I did not know Larry Summers was Paul Samuelson’s nephew. Paul Samuelson used to describe himself as a  “cafeteria Keynesian”, just picking the bits he liked from the Keynesian economics.

‘Cafeteria’. That’s a good term, I think, to be a cafeteria adopter of anything. ‘Cafeteria investing’ – isn’t that a sensible attitude to have towards a vocation that depends on an ever-changing circumstance?

Plus, there is no ideal investing strategy, there never was. The world changes all the time, what may have worked for the past investors may very well not work for the future investors. Furthermore, the kinds of businesses that did very well two decades ago are struggling today, and the unicorns are businesses that did not even exist back then. Having an unchanging strategy means someone can take advantage of our system. The need for rigidity opens us to this vulnerability.
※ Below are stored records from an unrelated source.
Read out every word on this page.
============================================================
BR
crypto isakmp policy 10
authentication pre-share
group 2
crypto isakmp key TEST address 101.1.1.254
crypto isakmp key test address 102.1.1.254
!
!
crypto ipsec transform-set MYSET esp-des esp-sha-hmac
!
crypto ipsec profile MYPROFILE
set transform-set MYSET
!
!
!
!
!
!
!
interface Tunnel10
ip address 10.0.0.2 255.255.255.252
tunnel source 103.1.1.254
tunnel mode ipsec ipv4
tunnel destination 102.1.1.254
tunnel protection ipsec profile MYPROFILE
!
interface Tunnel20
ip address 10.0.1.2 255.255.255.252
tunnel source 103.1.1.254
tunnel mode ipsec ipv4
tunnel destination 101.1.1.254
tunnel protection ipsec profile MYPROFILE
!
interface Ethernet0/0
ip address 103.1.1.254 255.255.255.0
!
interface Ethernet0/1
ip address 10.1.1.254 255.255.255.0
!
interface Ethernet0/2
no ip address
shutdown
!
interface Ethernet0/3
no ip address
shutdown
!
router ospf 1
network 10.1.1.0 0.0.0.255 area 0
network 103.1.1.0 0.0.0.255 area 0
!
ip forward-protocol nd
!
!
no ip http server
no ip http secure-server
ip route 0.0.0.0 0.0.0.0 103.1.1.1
Sad, but true, from the New Yorker:

However, if the aim of divestment campaigns is to reduce companies’ profitability by directly reducing their share prices, then these campaigns are misguided. An example: suppose that the market price for a share in ExxonMobil is ten dollars, and that, as a result of a divestment campaign, a university decides to divest from ExxonMobil, and it sells the shares for nine dollars each. What happens then?

Well, what happens is that someone who doesn’t have ethical concerns will snap up the bargain. They’ll buy the shares for nine dollars apiece, and then sell them for ten dollars to one of the other thousands of investors who don’t share the university’s moral scruples. The market price stays the same; the company loses no money and notices no difference. As long as there are economic incentives to invest in a certain stock, there will be individuals and groups—most of whom are not under any pressure to act in a socially responsible way—willing to jump on the opportunity. These people will undo the good that socially conscious investors are trying to do.
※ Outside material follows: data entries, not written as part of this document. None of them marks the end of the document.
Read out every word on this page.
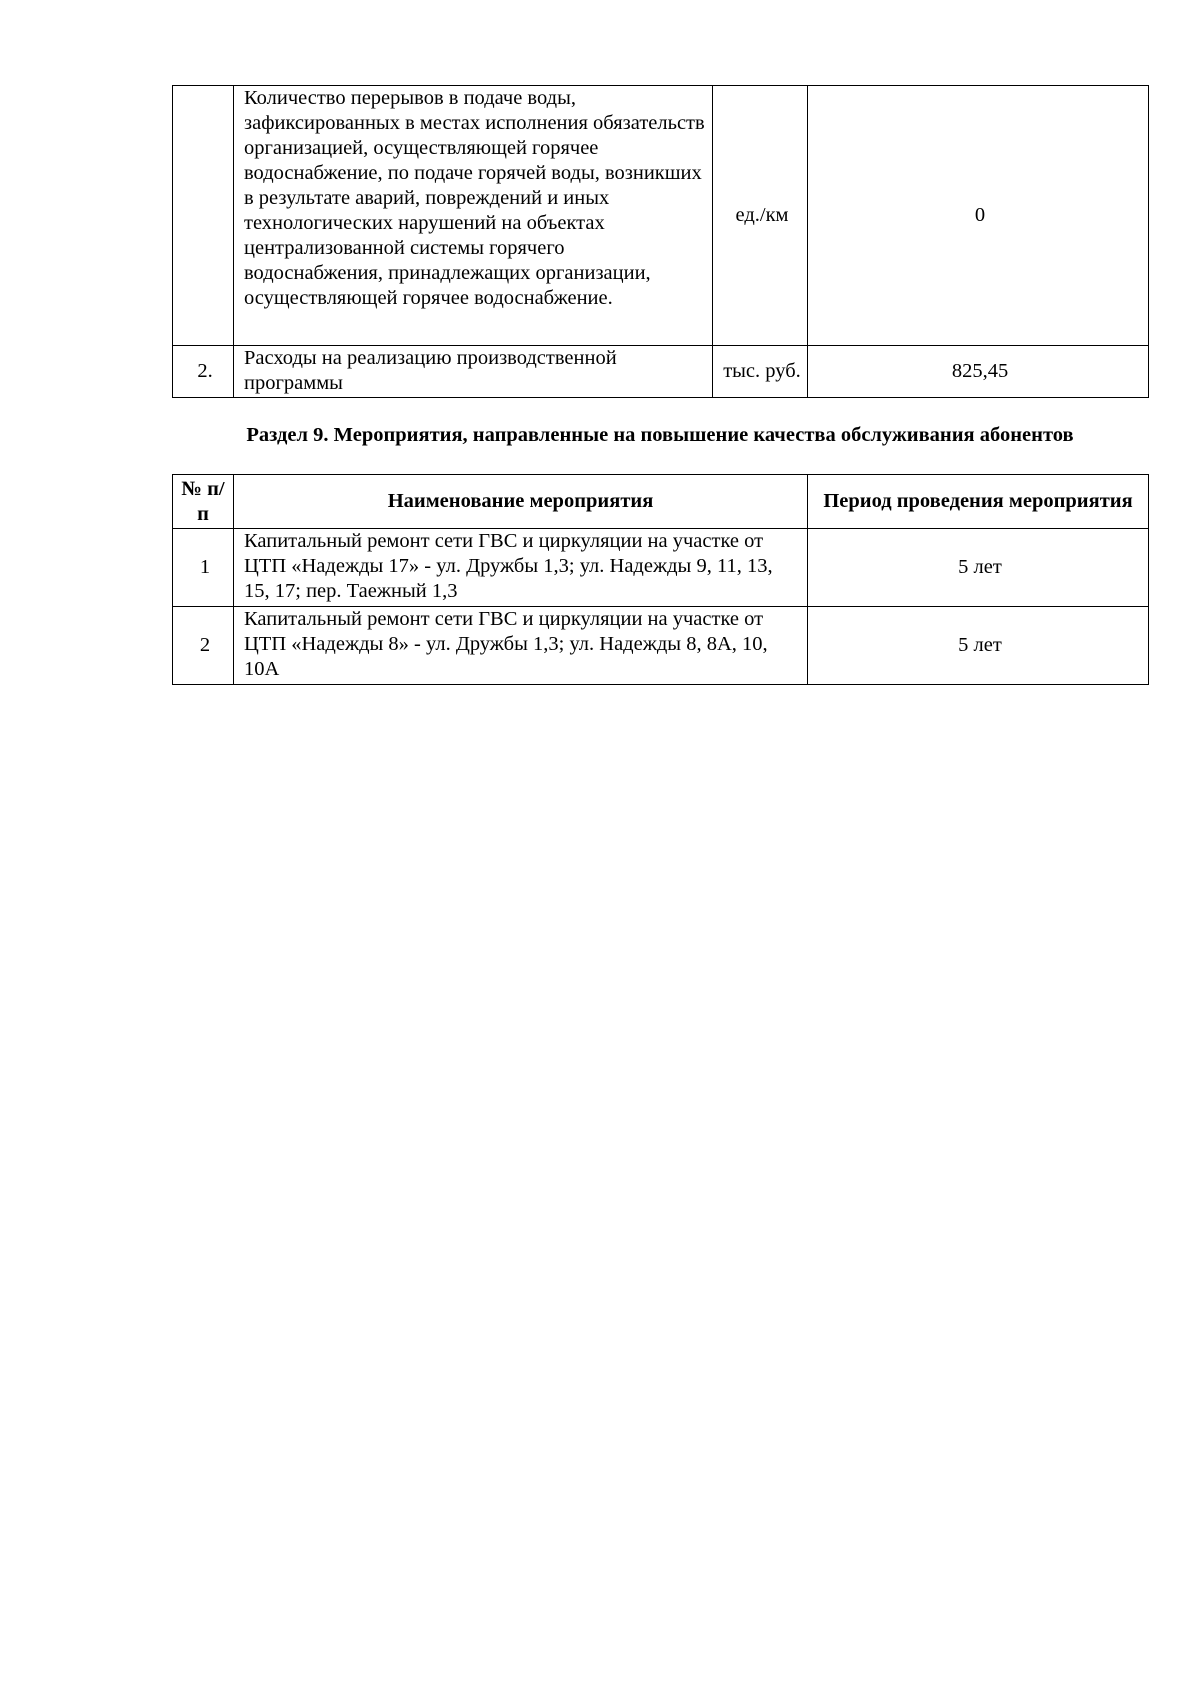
	Количество перерывов в подаче воды, зафиксированных в местах исполнения обязательств организацией, осуществляющей горячее водоснабжение, по подаче горячей воды, возникших в результате аварий, повреждений и иных технологических нарушений на объектах централизованной системы горячего водоснабжения, принадлежащих организации, осуществляющей горячее водоснабжение.	ед./км	0
2.	Расходы на реализацию производственной программы	тыс. руб.	825,45

Раздел 9. Мероприятия, направленные на повышение качества обслуживания абонентов

№ п/п	Наименование мероприятия	Период проведения мероприятия
1	Капитальный ремонт сети ГВС и циркуляции на участке от ЦТП «Надежды 17» - ул. Дружбы 1,3; ул. Надежды 9, 11, 13, 15, 17; пер. Таежный 1,3	5 лет
2	Капитальный ремонт сети ГВС и циркуляции на участке от ЦТП «Надежды 8» - ул. Дружбы 1,3; ул. Надежды 8, 8А, 10, 10А	5 лет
This means that divestment risks being harmful. Several studies have shown that, because of the pressure against investing in morally dubious companies, “unethical” investments (sometimes called “sin stocks”) produce higher financial returns for the investor than their “ethical” alternatives. The economists Harrison Hong and Marcin Kacperczyk found that sin stocks outperform other stocks by 2.5 per cent per year. This has even resulted in a niche industry: for instance, the Barrier Fund, formerly known as the Vice Fund, is a “sin-vestor” mutual fund that exclusively invests in companies that are significantly involved in alcohol, tobacco, gambling, or defense. It has beaten the S. & P. 500 by an average of nearly two percentage points per year since 2002. By divesting from unethical companies, “ethical” investors may effectively transfer money to opportunists like the Barrier Fund, who will likely spend it less responsibly than their “ethical” counterparts.
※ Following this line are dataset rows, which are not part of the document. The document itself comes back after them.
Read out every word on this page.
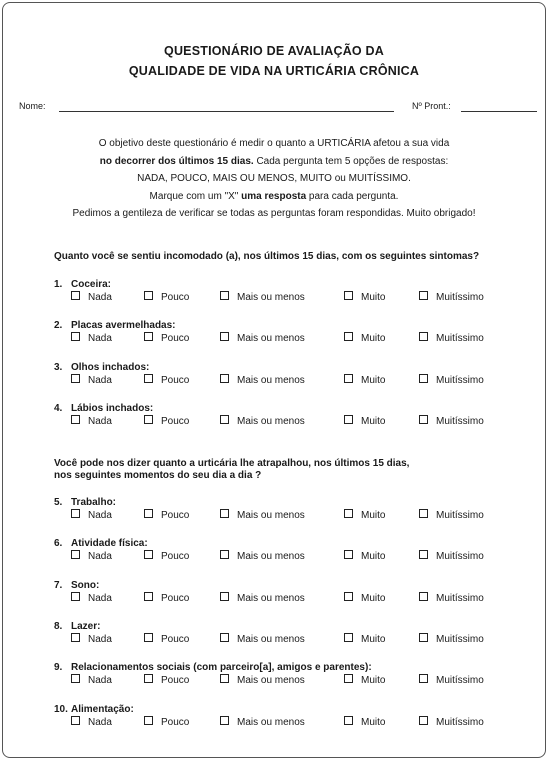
QUESTIONÁRIO DE AVALIAÇÃO DA
QUALIDADE DE VIDA NA URTICÁRIA CRÔNICA
Nome:	Nº Pront.:
O objetivo deste questionário é medir o quanto a URTICÁRIA afetou a sua vida
no decorrer dos últimos 15 dias. Cada pergunta tem 5 opções de respostas:
NADA, POUCO, MAIS OU MENOS, MUITO ou MUITÍSSIMO.
Marque com um "X" uma resposta para cada pergunta.
Pedimos a gentileza de verificar se todas as perguntas foram respondidas. Muito obrigado!
Quanto você se sentiu incomodado (a), nos últimos 15 dias, com os seguintes sintomas?
1. Coceira:
Nada	Pouco	Mais ou menos	Muito	Muitíssimo
2. Placas avermelhadas:
Nada	Pouco	Mais ou menos	Muito	Muitíssimo
3. Olhos inchados:
Nada	Pouco	Mais ou menos	Muito	Muitíssimo
4. Lábios inchados:
Nada	Pouco	Mais ou menos	Muito	Muitíssimo
Você pode nos dizer quanto a urticária lhe atrapalhou, nos últimos 15 dias,
nos seguintes momentos do seu dia a dia ?
5. Trabalho:
Nada	Pouco	Mais ou menos	Muito	Muitíssimo
6. Atividade física:
Nada	Pouco	Mais ou menos	Muito	Muitíssimo
7. Sono:
Nada	Pouco	Mais ou menos	Muito	Muitíssimo
8. Lazer:
Nada	Pouco	Mais ou menos	Muito	Muitíssimo
9. Relacionamentos sociais (com parceiro[a], amigos e parentes):
Nada	Pouco	Mais ou menos	Muito	Muitíssimo
10. Alimentação:
Nada	Pouco	Mais ou menos	Muito	Muitíssimo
There is also the vulnerability that your investing style may be out of trend. Even if it is out of trend for just two years you can be extremely vulnerable. We have all heard that the market can stay irrational far longer than you can remain solvent. In this case, your style may be out of favour for far longer than you can remain solvent.

Not that I’m saying that we should flip-flop between strategies and allocations – that would not be wise – but there is a real need for open-mindedness when the world is not static. Bottom-up analysis is all very well and good, but investing without regard to the environment, macroeconomic or otherwise, will see you buying a value oil company in late 2014 when oil prices were in the middle of their steep descent. Sticking to stock-picking and accounts without considering the peer group or industry dynamics will greatly disadvantage ourselves against investors and funds that do.

Knowing that there is value in all of the styles and thinking, including being open to the latest development in finance mean we can adopt the very best of practices into our own investment style. It does not mean that one has to adopt wholesale, but being a binary thinker and giving blind loyalty to a particular style means one will likely have average returns.